Harbour Energy & BP: Viking CCS
Harbour, together with partner BP, was awarded two licences located adjacent and to the west of its existing two Viking CCS licences in the Southern North Sea – with early suggesting the additional licences have the potential to increase the total storage capacity of Viking by over 50%.
Viking was selected earlier this year as part for the UK government’s £1 billion Track 2 process. It was previously confirmed by geoscience consultant ERCE that Viking is capable of holding up to 300 million tonnes of CO2.
CO2 will be sent along a newly constructed pipeline from Immingham to Theddlethorpe, before entering the pre-existing 75-mile LOGGS pipeline to reach the depleted Viking gas fields.
A previously published schedule for Viking suggested the project could store up to 15 million tonnes by 2035, though no indication has been given on short-term storage targets after first injection, aimed for 2027.
BP & Equinor
BP has secured an additional licence at “SNS Area 1 BC42 sub area” along with partner Equinor.

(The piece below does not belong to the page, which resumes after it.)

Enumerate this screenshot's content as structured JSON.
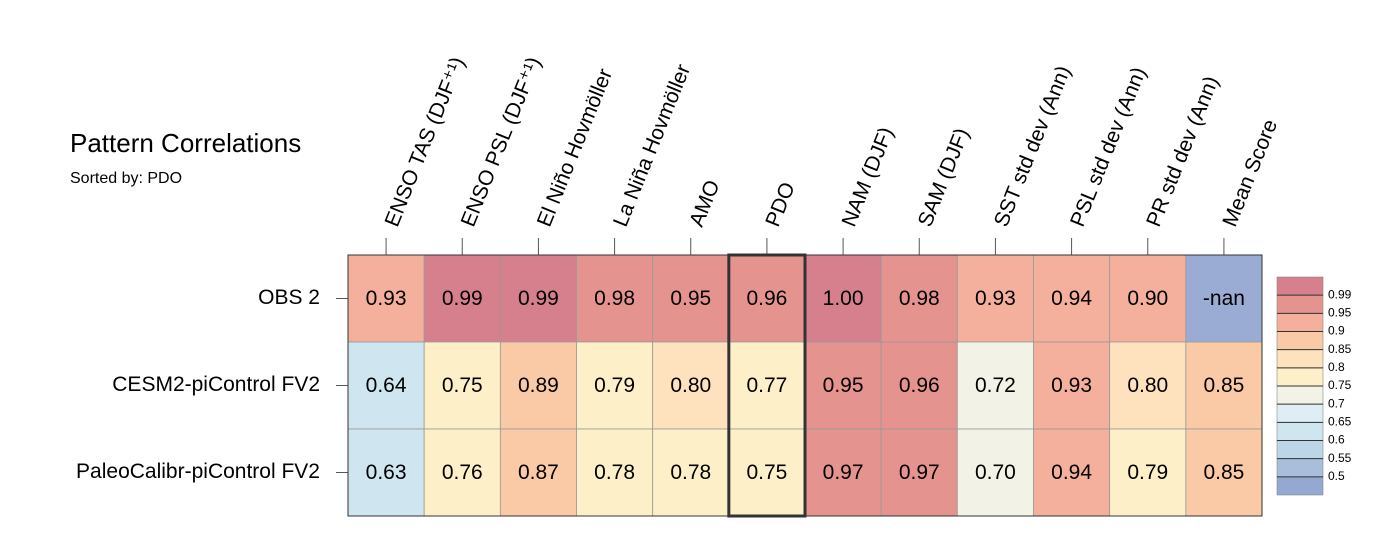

The two already stakes in licences off the coast of Humberside, critical to the Northern Endurance Partnership – a joint venture that supports the East Coast Cluster by developing infrastructure for CO2 transport from Humber and Teesside to offshore storage.
The award means the consortium now hold four carbon storage licenses on behalf of NEP, enabling the development of six CO2 storage sites in the southern North Sea.
These two sites, combined with an existing licence for the Endurance carbon store, have the potential for storing up to 1 billion tonnes of CO2.
The East Coast Cluster plans to capture and store around 23 million tonnes of CO2 by 2035.
Licences have an appraisal term of eight years, allowing the licensees to apply for a storage permit during the appraisal term.
Perenco & Carbon Catalyst
Competition around the Southern North Sea was among the toughest in the round and Perenco came out successful.
The Anglo-French independent announced in May it had received offers alongside partner Carbon Catalyst for carbon storage licences from the NSTA.
In August the pair confirmed their licence award related to the Leman field – an award that would enable them to progress the “Poseidon” CCS project.
Targeting an operational date in 2029, Perenco said existing pipelines at the Bacton Gas Terminal would be used to receive and process CO2 from various onshore sources and send offshore to inject into reservoir rocks for permanent geological storage.
Plans for the Poseidon carbon capture and storage scheme using the offshore Leman field.Initial CO2 injection rates will be roughly 1.5 million tonnes per annum, ramping up to around 10 million tonnes by 2030, and peaking at 40 million tonnes by 2040.
A further two awards cover Area 6B Amethyst and Area 6A West Sole.
Westwood Global Energy Group said that the SNS, which already holds four of the existing carbon storage licences, “is understood to be the most hotly contested area, and had 13 of the 20 licences offered to companies”.
Shell & ExxonMobil
Shell secured three storage liences in the southern North Sea, covering SNS Area 2 Sean Fields, SNS Area 2 Indefatigable field and “SNS Area 3”. In all three cases it is partnered with Esso, now part of ExxonMobil.
These sites off Norfolk have also been identified as critical assets for the Bacton hub plans.